Taiwan’s Annual Seasonal Influenza Mass Vaccination Program—Lessons for Pandemic Planning

American Journal of Public Health
September 2018   108(53)
http://ajph.aphapublications.org/toc/ajph/current

INFLUENZA
Taiwan’s Annual Seasonal Influenza Mass Vaccination Program—Lessons for Pandemic Planning
Immunization/Vaccines, Public Health Practice, Health Policy
Diane Meyer, Matthew P. Shearer, Yi-Chien Chih, Yu-Chen Hsu, Yung-Ching Lin and Jennifer B. Nuzzo
108(S3), pp. S188–S193
Abstract
Rapid medical countermeasure (MCM) dispensing is an important intervention during a public health emergency. In the United States, MCM planning and exercising efforts have largely focused on dispensing therapeutics, with less emphasis on mass vaccination operations that would require additional specialized staff and infrastructure.

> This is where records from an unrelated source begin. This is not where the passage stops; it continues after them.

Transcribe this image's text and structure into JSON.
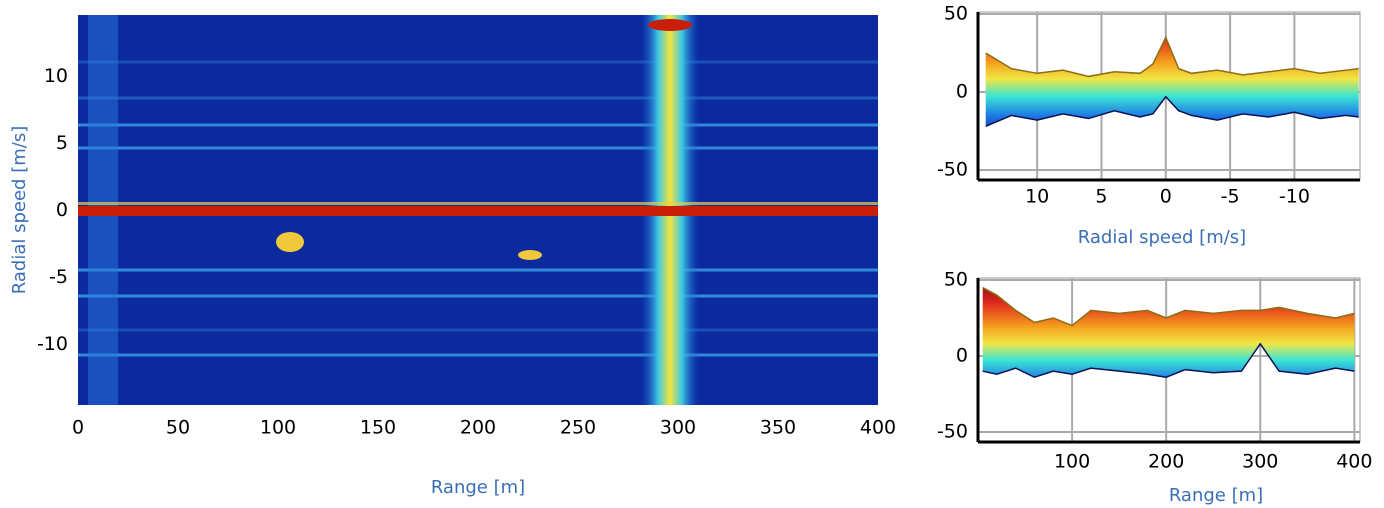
{
  "chart_data": [
    {
      "type": "heatmap",
      "xlabel": "Range [m]",
      "ylabel": "Radial speed [m/s]",
      "xlim": [
        0,
        400
      ],
      "ylim": [
        -14.5,
        14.6
      ],
      "xticks": [
        0,
        50,
        100,
        150,
        200,
        250,
        300,
        350,
        400
      ],
      "yticks": [
        10,
        5,
        0,
        -5,
        -10
      ]
    },
    {
      "type": "area",
      "xlabel": "Radial speed [m/s]",
      "xlim": [
        14.6,
        -15.1
      ],
      "ylim": [
        -56.4,
        51.3
      ],
      "xticks": [
        10,
        5,
        0,
        -5,
        -10
      ],
      "yticks": [
        50,
        0,
        -50
      ],
      "grid": true,
      "x": [
        14,
        12,
        10,
        8,
        6,
        4,
        2,
        1,
        0,
        -1,
        -2,
        -4,
        -6,
        -8,
        -10,
        -12,
        -14,
        -15
      ],
      "series": [
        {
          "values": [
            25,
            15,
            12,
            14,
            10,
            13,
            12,
            18,
            35,
            15,
            12,
            14,
            11,
            13,
            15,
            12,
            14,
            15
          ]
        },
        {
          "values": [
            -22,
            -15,
            -18,
            -14,
            -17,
            -12,
            -16,
            -14,
            -3,
            -12,
            -15,
            -18,
            -14,
            -16,
            -13,
            -17,
            -15,
            -16
          ]
        }
      ]
    },
    {
      "type": "area",
      "xlabel": "Range [m]",
      "xlim": [
        0,
        406
      ],
      "ylim": [
        -56.6,
        51.3
      ],
      "xticks": [
        100,
        200,
        300,
        400
      ],
      "yticks": [
        50,
        0,
        -50
      ],
      "grid": true,
      "x": [
        5,
        20,
        40,
        60,
        80,
        100,
        120,
        150,
        180,
        200,
        220,
        250,
        280,
        300,
        320,
        350,
        380,
        400
      ],
      "series": [
        {
          "values": [
            45,
            40,
            30,
            22,
            25,
            20,
            30,
            28,
            30,
            25,
            30,
            28,
            30,
            30,
            32,
            28,
            25,
            28
          ]
        },
        {
          "values": [
            -10,
            -12,
            -8,
            -14,
            -10,
            -12,
            -8,
            -10,
            -12,
            -14,
            -9,
            -11,
            -10,
            8,
            -10,
            -12,
            -8,
            -10
          ]
        }
      ]
    }
  ]
}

Difficulties in distributing vaccines during the 2009 H1N1 influenza pandemic highlighted the need for enhanced planning and exercising of plans for conducting mass vaccination campaigns.
In Taiwan, seasonal influenza mass vaccination campaigns are conducted annually, which both mitigate the effects of seasonal influenza and serve as functional exercises for mass vaccination operations during a pandemic. To identify lessons that can be applied to mass vaccination planning in the United States and elsewhere, we conducted an in-person observation and data review of Taiwan’s annual seasonal influenza mass vaccination efforts in October 2017.
We offer findings and recommendations for enhancing preparedness for seasonal and pandemic influenza and other public health emergencies that would require mass vaccination.